Sane has been doing the spadework for years. He has the plans ready; big names like Indian legend Prakash Padukone, and Ben Yoneyama -- president of leading badminton products manufacturer Yonex -- are willing to offer help. However, due to the failure in land acquisition, all proposals are still on paper.

“I was told that officials in Pune are planning to build a badminton museum. So when I was in England recently, I visited the badminton museum. I told them that there are plans to build similar museum in Pune, where the game was born. The curators of that museum were impressed and willingly offered their help. They are ready to share any information regarding this project,” Prakash Padukone told HT.

According to Sane, documents suggest the game was first played in 1860 in the front yard of the wet canteen in Ammunition factory in Khadki. “Due to security reasons, the authorities don’t even allow anyone to enter the premises, forget about having a land at the exact same spot. So we were looking for a place nearby, but unfortunately no one is willing to offer help.”

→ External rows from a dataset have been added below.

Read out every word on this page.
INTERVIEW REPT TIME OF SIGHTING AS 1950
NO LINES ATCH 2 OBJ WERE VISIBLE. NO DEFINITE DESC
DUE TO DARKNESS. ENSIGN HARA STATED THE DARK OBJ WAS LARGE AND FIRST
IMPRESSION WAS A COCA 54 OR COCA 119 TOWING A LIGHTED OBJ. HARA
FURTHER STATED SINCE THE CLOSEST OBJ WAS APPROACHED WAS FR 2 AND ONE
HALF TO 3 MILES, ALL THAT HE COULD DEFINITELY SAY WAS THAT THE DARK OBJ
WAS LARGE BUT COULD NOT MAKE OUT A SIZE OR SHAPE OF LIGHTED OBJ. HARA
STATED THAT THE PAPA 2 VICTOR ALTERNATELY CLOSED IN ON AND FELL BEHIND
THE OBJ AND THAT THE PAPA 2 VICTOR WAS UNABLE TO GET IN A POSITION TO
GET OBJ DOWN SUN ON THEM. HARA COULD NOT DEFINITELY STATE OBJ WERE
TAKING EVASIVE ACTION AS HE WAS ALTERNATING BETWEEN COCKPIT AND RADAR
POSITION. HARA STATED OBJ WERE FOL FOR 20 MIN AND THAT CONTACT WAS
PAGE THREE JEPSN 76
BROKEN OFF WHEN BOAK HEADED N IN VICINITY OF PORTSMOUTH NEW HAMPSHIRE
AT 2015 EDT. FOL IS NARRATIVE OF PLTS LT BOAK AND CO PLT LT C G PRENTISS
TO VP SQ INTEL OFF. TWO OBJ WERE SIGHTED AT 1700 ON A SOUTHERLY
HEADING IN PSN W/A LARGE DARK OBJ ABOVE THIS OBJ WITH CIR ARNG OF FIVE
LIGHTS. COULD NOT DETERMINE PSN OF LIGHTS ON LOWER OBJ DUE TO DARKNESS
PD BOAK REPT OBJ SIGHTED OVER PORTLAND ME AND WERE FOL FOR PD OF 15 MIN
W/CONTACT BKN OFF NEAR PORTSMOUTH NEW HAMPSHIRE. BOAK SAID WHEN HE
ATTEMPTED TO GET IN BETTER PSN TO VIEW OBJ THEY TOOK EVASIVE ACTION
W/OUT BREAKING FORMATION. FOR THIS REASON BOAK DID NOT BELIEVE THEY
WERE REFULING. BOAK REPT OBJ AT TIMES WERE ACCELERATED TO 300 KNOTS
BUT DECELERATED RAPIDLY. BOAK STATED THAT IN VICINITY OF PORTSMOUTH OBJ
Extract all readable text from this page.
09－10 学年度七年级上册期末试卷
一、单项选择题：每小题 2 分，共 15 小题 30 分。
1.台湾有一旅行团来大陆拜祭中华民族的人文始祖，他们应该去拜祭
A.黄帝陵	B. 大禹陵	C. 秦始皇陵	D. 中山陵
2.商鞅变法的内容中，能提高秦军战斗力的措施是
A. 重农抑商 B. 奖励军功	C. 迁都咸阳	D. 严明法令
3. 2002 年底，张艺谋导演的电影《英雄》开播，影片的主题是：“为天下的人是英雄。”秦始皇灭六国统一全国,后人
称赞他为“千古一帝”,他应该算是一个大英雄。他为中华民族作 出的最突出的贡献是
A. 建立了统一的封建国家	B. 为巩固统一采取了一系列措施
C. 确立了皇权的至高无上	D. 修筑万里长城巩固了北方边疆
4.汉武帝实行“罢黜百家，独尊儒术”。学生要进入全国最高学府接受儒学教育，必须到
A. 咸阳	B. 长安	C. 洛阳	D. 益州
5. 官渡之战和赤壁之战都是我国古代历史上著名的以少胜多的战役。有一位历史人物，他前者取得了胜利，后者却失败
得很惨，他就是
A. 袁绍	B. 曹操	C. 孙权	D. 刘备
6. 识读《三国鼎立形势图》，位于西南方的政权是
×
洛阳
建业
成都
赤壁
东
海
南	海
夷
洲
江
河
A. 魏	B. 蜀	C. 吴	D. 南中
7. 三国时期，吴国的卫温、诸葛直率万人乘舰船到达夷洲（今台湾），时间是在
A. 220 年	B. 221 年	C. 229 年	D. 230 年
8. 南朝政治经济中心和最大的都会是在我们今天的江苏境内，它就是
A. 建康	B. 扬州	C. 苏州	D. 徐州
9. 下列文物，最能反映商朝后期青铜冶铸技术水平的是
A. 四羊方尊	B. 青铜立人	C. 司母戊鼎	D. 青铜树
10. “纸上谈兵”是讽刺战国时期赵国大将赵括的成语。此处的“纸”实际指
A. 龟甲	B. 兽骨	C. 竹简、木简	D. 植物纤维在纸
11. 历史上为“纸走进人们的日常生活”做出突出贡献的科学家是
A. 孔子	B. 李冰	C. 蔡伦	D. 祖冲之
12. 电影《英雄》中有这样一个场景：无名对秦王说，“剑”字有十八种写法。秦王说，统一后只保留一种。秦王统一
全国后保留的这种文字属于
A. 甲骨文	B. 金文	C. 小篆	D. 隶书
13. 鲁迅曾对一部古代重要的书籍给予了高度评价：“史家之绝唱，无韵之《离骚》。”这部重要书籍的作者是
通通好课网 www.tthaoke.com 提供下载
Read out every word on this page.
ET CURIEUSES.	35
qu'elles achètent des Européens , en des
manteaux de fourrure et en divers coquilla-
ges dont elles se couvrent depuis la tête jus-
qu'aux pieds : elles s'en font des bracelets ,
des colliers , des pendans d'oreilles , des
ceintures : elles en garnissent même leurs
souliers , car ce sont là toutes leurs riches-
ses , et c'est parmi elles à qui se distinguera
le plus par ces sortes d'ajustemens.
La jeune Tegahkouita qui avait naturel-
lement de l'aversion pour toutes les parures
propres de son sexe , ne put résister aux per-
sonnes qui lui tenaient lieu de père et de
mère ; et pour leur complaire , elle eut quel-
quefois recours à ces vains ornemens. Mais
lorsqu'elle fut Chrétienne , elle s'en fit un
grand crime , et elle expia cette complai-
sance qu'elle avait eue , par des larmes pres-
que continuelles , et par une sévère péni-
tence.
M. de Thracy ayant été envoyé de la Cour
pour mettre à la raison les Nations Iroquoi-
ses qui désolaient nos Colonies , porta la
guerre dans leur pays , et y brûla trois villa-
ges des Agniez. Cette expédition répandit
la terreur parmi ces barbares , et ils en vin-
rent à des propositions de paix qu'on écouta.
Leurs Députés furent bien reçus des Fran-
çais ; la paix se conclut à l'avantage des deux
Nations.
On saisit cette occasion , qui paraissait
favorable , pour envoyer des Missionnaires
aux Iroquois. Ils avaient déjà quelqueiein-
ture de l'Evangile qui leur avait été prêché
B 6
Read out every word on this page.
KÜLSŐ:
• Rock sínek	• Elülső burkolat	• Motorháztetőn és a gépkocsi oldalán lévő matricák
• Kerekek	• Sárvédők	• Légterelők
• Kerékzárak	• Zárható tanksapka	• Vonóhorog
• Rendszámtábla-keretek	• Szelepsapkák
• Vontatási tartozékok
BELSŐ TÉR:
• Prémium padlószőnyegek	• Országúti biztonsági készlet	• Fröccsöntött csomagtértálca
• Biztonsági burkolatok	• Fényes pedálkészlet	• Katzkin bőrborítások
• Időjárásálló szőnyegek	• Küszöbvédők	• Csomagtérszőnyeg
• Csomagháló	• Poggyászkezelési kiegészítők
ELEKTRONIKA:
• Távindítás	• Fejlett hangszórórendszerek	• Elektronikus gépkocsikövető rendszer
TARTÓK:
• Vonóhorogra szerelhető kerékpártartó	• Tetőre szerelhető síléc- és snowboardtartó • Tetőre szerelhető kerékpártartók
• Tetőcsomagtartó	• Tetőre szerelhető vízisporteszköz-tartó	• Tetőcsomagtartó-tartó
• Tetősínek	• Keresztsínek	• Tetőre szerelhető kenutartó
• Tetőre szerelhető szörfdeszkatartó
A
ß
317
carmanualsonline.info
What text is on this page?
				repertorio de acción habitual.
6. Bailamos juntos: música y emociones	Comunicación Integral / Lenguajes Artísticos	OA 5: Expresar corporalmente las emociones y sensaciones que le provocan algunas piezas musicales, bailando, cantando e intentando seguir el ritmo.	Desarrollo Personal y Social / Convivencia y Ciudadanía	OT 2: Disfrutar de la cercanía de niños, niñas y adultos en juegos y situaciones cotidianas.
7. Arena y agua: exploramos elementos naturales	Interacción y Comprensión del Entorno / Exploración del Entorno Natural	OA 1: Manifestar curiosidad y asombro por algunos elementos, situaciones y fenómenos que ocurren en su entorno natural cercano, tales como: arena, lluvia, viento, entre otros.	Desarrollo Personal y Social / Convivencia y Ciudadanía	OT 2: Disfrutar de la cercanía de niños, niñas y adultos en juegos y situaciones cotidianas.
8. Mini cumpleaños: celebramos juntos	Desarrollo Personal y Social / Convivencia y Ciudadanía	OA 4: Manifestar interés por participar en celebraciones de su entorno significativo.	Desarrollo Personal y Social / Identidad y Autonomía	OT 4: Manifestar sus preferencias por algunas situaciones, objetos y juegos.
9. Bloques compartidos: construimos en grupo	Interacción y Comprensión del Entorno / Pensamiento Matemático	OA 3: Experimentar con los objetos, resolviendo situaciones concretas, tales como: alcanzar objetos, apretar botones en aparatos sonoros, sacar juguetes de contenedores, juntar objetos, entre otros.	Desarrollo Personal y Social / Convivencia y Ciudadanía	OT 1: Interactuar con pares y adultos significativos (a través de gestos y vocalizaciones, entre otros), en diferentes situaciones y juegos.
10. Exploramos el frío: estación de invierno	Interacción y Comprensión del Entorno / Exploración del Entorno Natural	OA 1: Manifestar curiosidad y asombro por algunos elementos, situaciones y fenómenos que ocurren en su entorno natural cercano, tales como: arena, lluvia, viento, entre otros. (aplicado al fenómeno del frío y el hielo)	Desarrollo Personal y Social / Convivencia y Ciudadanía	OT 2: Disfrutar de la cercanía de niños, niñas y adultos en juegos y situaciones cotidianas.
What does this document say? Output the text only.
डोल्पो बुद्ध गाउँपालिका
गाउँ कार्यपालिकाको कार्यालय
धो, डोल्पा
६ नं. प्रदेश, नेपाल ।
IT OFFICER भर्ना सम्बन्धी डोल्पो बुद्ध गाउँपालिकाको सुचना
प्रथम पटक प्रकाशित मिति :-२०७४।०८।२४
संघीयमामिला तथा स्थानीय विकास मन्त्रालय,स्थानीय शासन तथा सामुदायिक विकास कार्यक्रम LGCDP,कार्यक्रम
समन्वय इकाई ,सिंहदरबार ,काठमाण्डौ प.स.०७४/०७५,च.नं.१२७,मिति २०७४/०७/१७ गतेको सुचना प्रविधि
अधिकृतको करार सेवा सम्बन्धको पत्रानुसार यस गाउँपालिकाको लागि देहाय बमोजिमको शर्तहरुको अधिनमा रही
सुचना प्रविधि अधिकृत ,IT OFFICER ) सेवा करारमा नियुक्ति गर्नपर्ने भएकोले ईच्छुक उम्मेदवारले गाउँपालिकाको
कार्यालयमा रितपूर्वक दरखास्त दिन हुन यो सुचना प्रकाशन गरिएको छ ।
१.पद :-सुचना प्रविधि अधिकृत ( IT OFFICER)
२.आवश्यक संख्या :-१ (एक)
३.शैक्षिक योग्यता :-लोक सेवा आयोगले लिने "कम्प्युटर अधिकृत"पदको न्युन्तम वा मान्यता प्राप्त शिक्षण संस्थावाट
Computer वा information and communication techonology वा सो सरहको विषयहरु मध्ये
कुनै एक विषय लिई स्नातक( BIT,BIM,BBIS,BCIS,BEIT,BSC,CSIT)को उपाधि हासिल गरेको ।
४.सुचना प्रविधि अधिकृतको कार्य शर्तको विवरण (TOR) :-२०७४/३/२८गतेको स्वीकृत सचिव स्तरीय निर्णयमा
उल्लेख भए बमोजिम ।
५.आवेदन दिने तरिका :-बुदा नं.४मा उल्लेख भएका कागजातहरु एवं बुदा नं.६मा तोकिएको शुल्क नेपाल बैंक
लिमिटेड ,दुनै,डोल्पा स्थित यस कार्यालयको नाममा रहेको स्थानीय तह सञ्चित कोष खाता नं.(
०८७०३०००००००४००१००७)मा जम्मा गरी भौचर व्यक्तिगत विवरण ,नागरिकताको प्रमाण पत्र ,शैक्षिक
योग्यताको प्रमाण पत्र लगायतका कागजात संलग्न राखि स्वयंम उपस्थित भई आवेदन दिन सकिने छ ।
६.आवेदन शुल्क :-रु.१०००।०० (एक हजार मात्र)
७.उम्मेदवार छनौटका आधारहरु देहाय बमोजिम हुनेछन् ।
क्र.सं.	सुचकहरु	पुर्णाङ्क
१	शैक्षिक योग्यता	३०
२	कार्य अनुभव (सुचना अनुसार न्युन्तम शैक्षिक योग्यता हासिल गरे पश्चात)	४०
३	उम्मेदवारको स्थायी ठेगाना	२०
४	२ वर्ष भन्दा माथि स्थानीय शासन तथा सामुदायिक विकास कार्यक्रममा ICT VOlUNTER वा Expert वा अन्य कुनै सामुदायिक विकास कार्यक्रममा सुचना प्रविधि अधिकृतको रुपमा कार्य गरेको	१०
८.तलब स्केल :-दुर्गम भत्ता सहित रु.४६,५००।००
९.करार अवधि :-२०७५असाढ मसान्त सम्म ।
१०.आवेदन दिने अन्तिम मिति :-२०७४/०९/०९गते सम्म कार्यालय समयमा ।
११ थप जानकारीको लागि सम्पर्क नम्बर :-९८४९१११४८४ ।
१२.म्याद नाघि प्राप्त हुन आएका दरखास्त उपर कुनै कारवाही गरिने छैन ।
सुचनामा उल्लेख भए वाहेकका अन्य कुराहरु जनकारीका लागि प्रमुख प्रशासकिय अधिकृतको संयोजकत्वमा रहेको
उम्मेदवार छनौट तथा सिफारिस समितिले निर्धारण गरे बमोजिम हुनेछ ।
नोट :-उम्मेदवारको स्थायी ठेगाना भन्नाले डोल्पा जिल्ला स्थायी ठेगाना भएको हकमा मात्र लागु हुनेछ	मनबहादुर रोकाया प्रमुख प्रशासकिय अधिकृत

Olympian Indian shuttler PV Sindhu smashes during a match at Shri Shiv Chhatrapati Shivaji stadium in Pune in Aug 2013. (HT file photo)

Expressing concern on the condition of the sport in its birthplace, Yonex president Ben Yoneyama said, “I was eager to visit the birthplace of the sport, in which we are leading manufacturers in the world. But when I went to see that place in Pune, I was totally disappointed as nothing is preserved. Yonex and Sunrise will be happy to help them financially and even provide old rackets and history if this museum is built.”

Sane has big plans for the museum and believes it will be one of the biggest attractions in Pune. “My plan is to construct a museum that will have a four court hall with an international standard height of 12 metres, with an all-round gallery for spectators. History since 1860 till today will be depicted in various formats, and enlarged displays will be on gallery walls. There will be historical rackets and shuttles in display rooms. Along with it, there will be a big library, conference hall, and a souvenir shop. The estimated budget for this plan is around 10 crore,” he said.

For this dream project, Sane approached many -- from political parties to defence personnel, businessmen and even the president of the badminton association of India -- but is still empty-handed.

“Raising the fund is not a big issue, as we have ample badminton enthusiasts who are ready to help financially. The main problem is acquiring land for the museum. There are lots of privately owned plots nearby Khadki, where this museum can see the light of day. I even approached Siddharth Jain of Jain Irrigation, but even that didn’t work out,” added Sane.

Proposed museum specifications
  • To be spread over 20,000 square feet
  • International standard four-court hall with public gallery
  • Display of historical rackets and shuttles
  • Gallery on evolution of the sport, scoring, laws, dress codes, various court sizes
  • Library with books, periodicals, video CDs related to history, biographies, coaching, photographs
  • Olympic section from 1978 exhibition year, followed by the 1992 permanent inclusion
  • Indian legends and their achievements
  • Meeting and conference hall
  • Exhibition on wheels
  • Souvenir shop and sports outlet
  • A visitor’s photography site like huge shuttle in the ground, fun activities for kids

The history

As per records, the game was first played by British soldiers in the Ammunition factory, Khadki in 1860. The rules and accessories were unlike what are prevalent now in modern badminton. Officers had stuffed a bunch of stray feathers into the cork of a bottle and introduced a net for the first time while playing the game. But it was the origin, the birth of a new sport, which has eventually evolved into an extremely fascinating one.

After playing badminton in Pune, the British soldiers then started playing the game in Gloucestershire County in their country. Pune was earlier known as Poona and hence, the game was called as the Poona Game. The Duke of Beaufort from the town of Badminton helped a lot in the development of this game, and thus, it was renamed as badminton, in remembrance of his invaluable contribution.